Re: [PATCH 2/2] mm/kmemleak: Fix UAF bug in kmemleak_scan()

From: Waiman Long
Date: Wed Dec 14 2022 - 10:57:33 EST


On 12/14/22 06:16, Catalin Marinas wrote:
On Sat, Dec 10, 2022 at 06:00:48PM -0500, Waiman Long wrote:
Commit 6edda04ccc7c ("mm/kmemleak: prevent soft lockup in first
object iteration loop of kmemleak_scan()") fixes soft lockup problem
in kmemleak_scan() by periodically doing a cond_resched(). It does
take a reference of the current object before doing it. Unfortunately,
if the object has been deleted from the object_list, the next object
pointed to by its next pointer may no longer be valid after coming
back from cond_resched(). This can result in use-after-free and other
nasty problem.
Ah, kmemleak_cond_resched() releases the rcu lock, so using
list_for_each_entry_rcu() doesn't help.

diff --git a/mm/kmemleak.c b/mm/kmemleak.c
index 8c44f70ed457..d3a8fa4e3af3 100644
--- a/mm/kmemleak.c
+++ b/mm/kmemleak.c
@@ -1465,15 +1465,26 @@ static void scan_gray_list(void)
* that the given object won't go away without RCU read lock by performing a
* get_object() if necessaary.
*/
-static void kmemleak_cond_resched(struct kmemleak_object *object)
+static void kmemleak_cond_resched(struct kmemleak_object **pobject)
{
- if (!get_object(object))
+ struct kmemleak_object *obj = *pobject;
+
+ if (!(obj->flags & OBJECT_ALLOCATED) || !get_object(obj))
return; /* Try next object */
I don't think we can rely on obj->flags without holding obj->lock. We do
have a few WARN_ON() checks without the lock but in all other places the
lock should be held.

Good point. It is just an optimistic check and it is OK to be wrong. I think I may need to use data_race() macro to signify that racing can happen and it is fine.

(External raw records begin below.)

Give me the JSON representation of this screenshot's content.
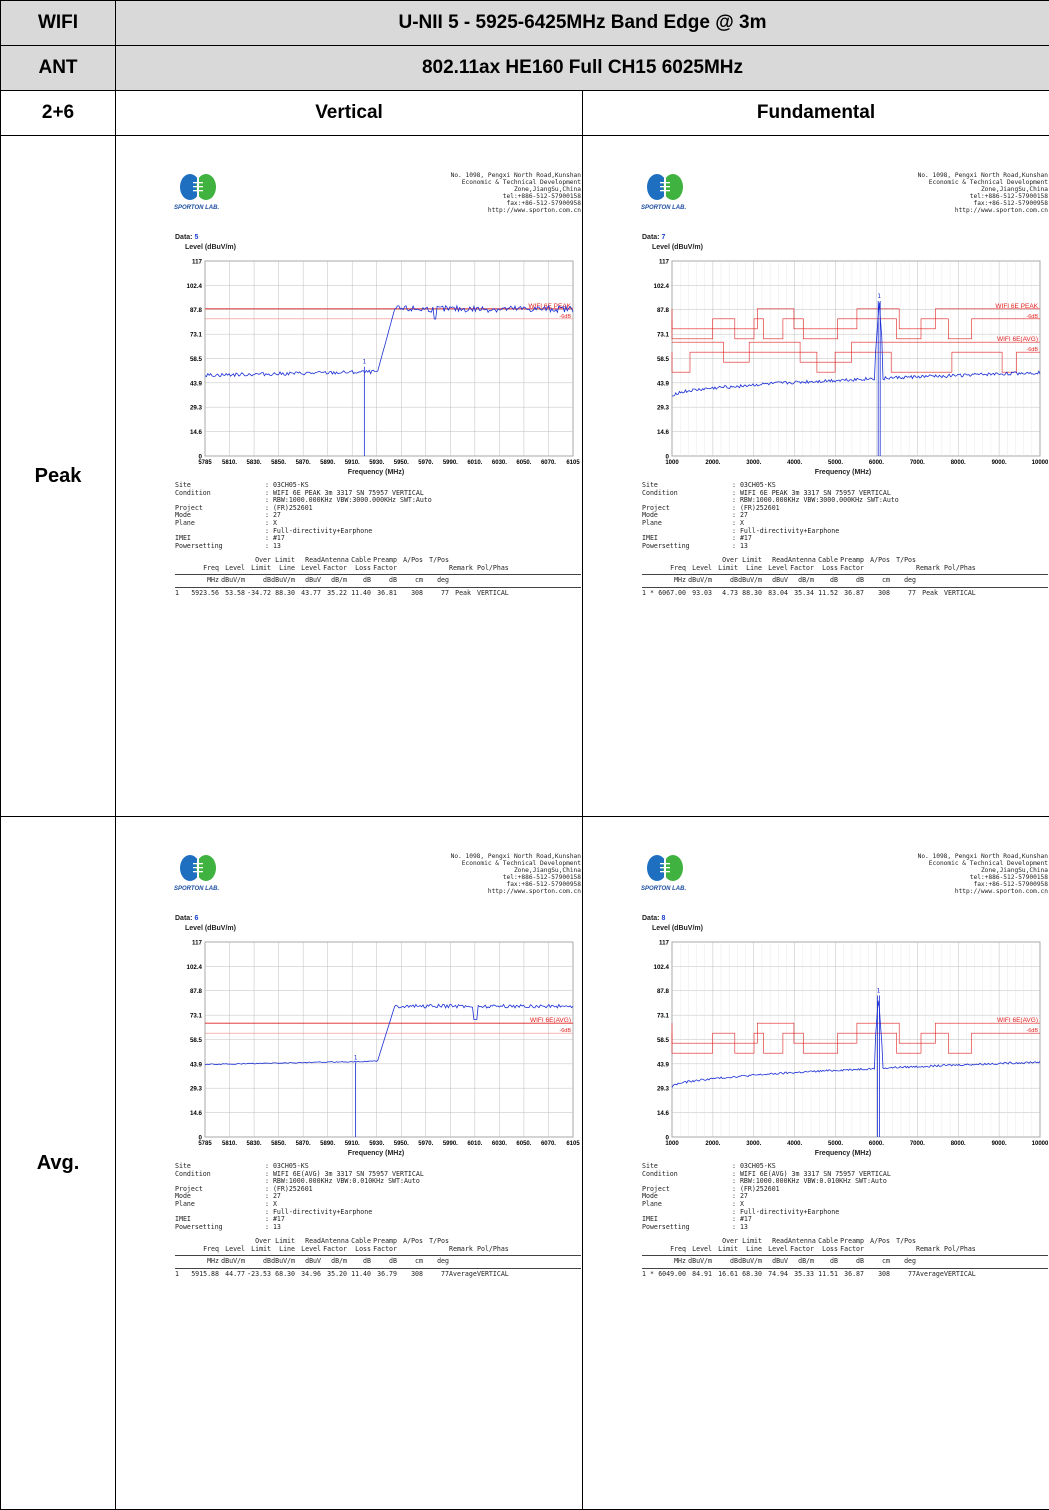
{
  "header": {
    "r1_label": "WIFI",
    "r1_title": "U-NII 5 - 5925-6425MHz Band Edge @ 3m",
    "r2_label": "ANT",
    "r2_title": "802.11ax HE160 Full CH15 6025MHz",
    "r3_label": "2+6",
    "col_vertical": "Vertical",
    "col_fundamental": "Fundamental"
  },
  "rows": {
    "peak": "Peak",
    "avg": "Avg."
  },
  "colors": {
    "trace": "#1a2fd6",
    "limit": "#e02020",
    "grid": "#bdbdbd",
    "header_bg": "#d9d9d9"
  },
  "lab": {
    "logo_text": "SPORTON LAB.",
    "address": "No. 1098, Pengxi North Road,Kunshan\nEconomic & Technical Development\nZone,JiangSu,China\ntel:+886-512-57900158\nfax:+86-512-57900958\nhttp://www.sporton.com.cn"
  },
  "common": {
    "data_label": "Data:",
    "y_label": "Level (dBuV/m)",
    "x_label": "Frequency (MHz)",
    "y_ticks": [
      "117",
      "102.4",
      "87.8",
      "73.1",
      "58.5",
      "43.9",
      "29.3",
      "14.6",
      "0"
    ],
    "x_ticks_edge": [
      "5785",
      "5810.",
      "5830.",
      "5850.",
      "5870.",
      "5890.",
      "5910.",
      "5930.",
      "5950.",
      "5970.",
      "5990.",
      "6010.",
      "6030.",
      "6050.",
      "6070.",
      "6105"
    ],
    "x_ticks_fund": [
      "1000",
      "2000.",
      "3000.",
      "4000.",
      "5000.",
      "6000.",
      "7000.",
      "8000.",
      "9000.",
      "10000"
    ],
    "meta_keys": [
      "Site",
      "Condition",
      "",
      "Project",
      "Mode",
      "Plane",
      "",
      "IMEI",
      "Powersetting"
    ],
    "head1": [
      "",
      "",
      "",
      "Over",
      "Limit",
      "Read",
      "Antenna",
      "Cable",
      "Preamp",
      "A/Pos",
      "T/Pos",
      "",
      ""
    ],
    "head2": [
      "",
      "Freq",
      "Level",
      "Limit",
      "Line",
      "Level",
      "Factor",
      "Loss",
      "Factor",
      "",
      "",
      "Remark",
      "Pol/Phas"
    ],
    "units": [
      "",
      "MHz",
      "dBuV/m",
      "dB",
      "dBuV/m",
      "dBuV",
      "dB/m",
      "dB",
      "dB",
      "cm",
      "deg",
      "",
      ""
    ]
  },
  "panels": {
    "peak_vertical": {
      "data_num": "5",
      "meta_vals": [
        ": 03CH05-KS",
        ": WIFI 6E PEAK 3m 3317 SN 75957 VERTICAL",
        ": RBW:1000.000KHz VBW:3000.000KHz SWT:Auto",
        ": (FR)252601",
        ": 27",
        ": X",
        ": Full-directivity+Earphone",
        ": #17",
        ": 13"
      ],
      "result": [
        "1",
        "5923.56",
        "53.58",
        "-34.72",
        "88.30",
        "43.77",
        "35.22",
        "11.40",
        "36.81",
        "308",
        "77",
        "Peak",
        "VERTICAL"
      ],
      "limit_label": "WIFI 6E PEAK",
      "limit_sub": "-6dB"
    },
    "peak_fund": {
      "data_num": "7",
      "meta_vals": [
        ": 03CH05-KS",
        ": WIFI 6E PEAK 3m 3317 SN 75957 VERTICAL",
        ": RBW:1000.000KHz VBW:3000.000KHz SWT:Auto",
        ": (FR)252601",
        ": 27",
        ": X",
        ": Full-directivity+Earphone",
        ": #17",
        ": 13"
      ],
      "result": [
        "1 *",
        "6067.00",
        "93.03",
        "4.73",
        "88.30",
        "83.04",
        "35.34",
        "11.52",
        "36.87",
        "308",
        "77",
        "Peak",
        "VERTICAL"
      ],
      "limit_label": "WIFI 6E PEAK",
      "limit_sub": "-6dB",
      "limit_label2": "WIFI 6E(AVG)",
      "limit_sub2": "-6dB"
    },
    "avg_vertical": {
      "data_num": "6",
      "meta_vals": [
        ": 03CH05-KS",
        ": WIFI 6E(AVG) 3m 3317 SN 75957 VERTICAL",
        ": RBW:1000.000KHz VBW:0.010KHz SWT:Auto",
        ": (FR)252601",
        ": 27",
        ": X",
        ": Full-directivity+Earphone",
        ": #17",
        ": 13"
      ],
      "result": [
        "1",
        "5915.88",
        "44.77",
        "-23.53",
        "68.30",
        "34.96",
        "35.20",
        "11.40",
        "36.79",
        "308",
        "77",
        "Average",
        "VERTICAL"
      ],
      "limit_label": "WIFI 6E(AVG)",
      "limit_sub": "-6dB"
    },
    "avg_fund": {
      "data_num": "8",
      "meta_vals": [
        ": 03CH05-KS",
        ": WIFI 6E(AVG) 3m 3317 SN 75957 VERTICAL",
        ": RBW:1000.000KHz VBW:0.010KHz SWT:Auto",
        ": (FR)252601",
        ": 27",
        ": X",
        ": Full-directivity+Earphone",
        ": #17",
        ": 13"
      ],
      "result": [
        "1 *",
        "6049.00",
        "84.91",
        "16.61",
        "68.30",
        "74.94",
        "35.33",
        "11.51",
        "36.87",
        "308",
        "77",
        "Average",
        "VERTICAL"
      ],
      "limit_label": "WIFI 6E(AVG)",
      "limit_sub": "-6dB"
    }
  },
  "chart_data": [
    {
      "type": "line",
      "panel": "peak_vertical",
      "xlabel": "Frequency (MHz)",
      "ylabel": "Level (dBuV/m)",
      "xlim": [
        5785,
        6105
      ],
      "ylim": [
        0,
        117
      ],
      "limits": [
        {
          "name": "WIFI 6E PEAK",
          "value": 88.3
        }
      ],
      "marker": {
        "x": 5923.56,
        "y": 53.58
      }
    },
    {
      "type": "line",
      "panel": "peak_fund",
      "xlabel": "Frequency (MHz)",
      "ylabel": "Level (dBuV/m)",
      "xlim": [
        1000,
        10000
      ],
      "ylim": [
        0,
        117
      ],
      "limits": [
        {
          "name": "WIFI 6E PEAK",
          "value": 88.3
        },
        {
          "name": "WIFI 6E(AVG)",
          "value": 68.3
        }
      ],
      "marker": {
        "x": 6067.0,
        "y": 93.03
      }
    },
    {
      "type": "line",
      "panel": "avg_vertical",
      "xlabel": "Frequency (MHz)",
      "ylabel": "Level (dBuV/m)",
      "xlim": [
        5785,
        6105
      ],
      "ylim": [
        0,
        117
      ],
      "limits": [
        {
          "name": "WIFI 6E(AVG)",
          "value": 68.3
        }
      ],
      "marker": {
        "x": 5915.88,
        "y": 44.77
      }
    },
    {
      "type": "line",
      "panel": "avg_fund",
      "xlabel": "Frequency (MHz)",
      "ylabel": "Level (dBuV/m)",
      "xlim": [
        1000,
        10000
      ],
      "ylim": [
        0,
        117
      ],
      "limits": [
        {
          "name": "WIFI 6E(AVG)",
          "value": 68.3
        }
      ],
      "marker": {
        "x": 6049.0,
        "y": 84.91
      }
    }
  ]
}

Another potential issue with re-scanning is that the loop may never
complete if it always goes from the beginning. Yet another problem with
restarting is that we may count references to an object multiple times
and get more false negatives.

I'd keep the OBJECT_ALLOCATED logic in the main kmemleak_scan() loop and
retake the object->lock if cond_resched() was called
(kmemleak_need_resched() returning true), check if it was freed and
restart the loop. We could add a new OBJECT_SCANNED flag so that we
skip such objects if we restarted the loop. The flag is reset during
list preparation.

I wonder whether we actually need the cond_resched() in the first loop.
It does take a lot of locks but it doesn't scan the objects. I had a
patch around to remove the fine-grained locking in favour of the big
kmemleak_lock, it would make this loop faster (not sure what happened to
that patch, I need to dig it out).

Thanks for the review. Another alternative way to handle that is to add an OBJECT_ANCHORED flag to indicate that this object shouldn't be deleted from the object list yet. Maybe also an OBJECT_DELETE_PENDING flag so that kmemleak_cond_resched() will delete it after returning from cond_resched() when set by another function that want to delete this object. All these checks and flag setting will be done with object lock held. How do you think?

Cheers,
Longman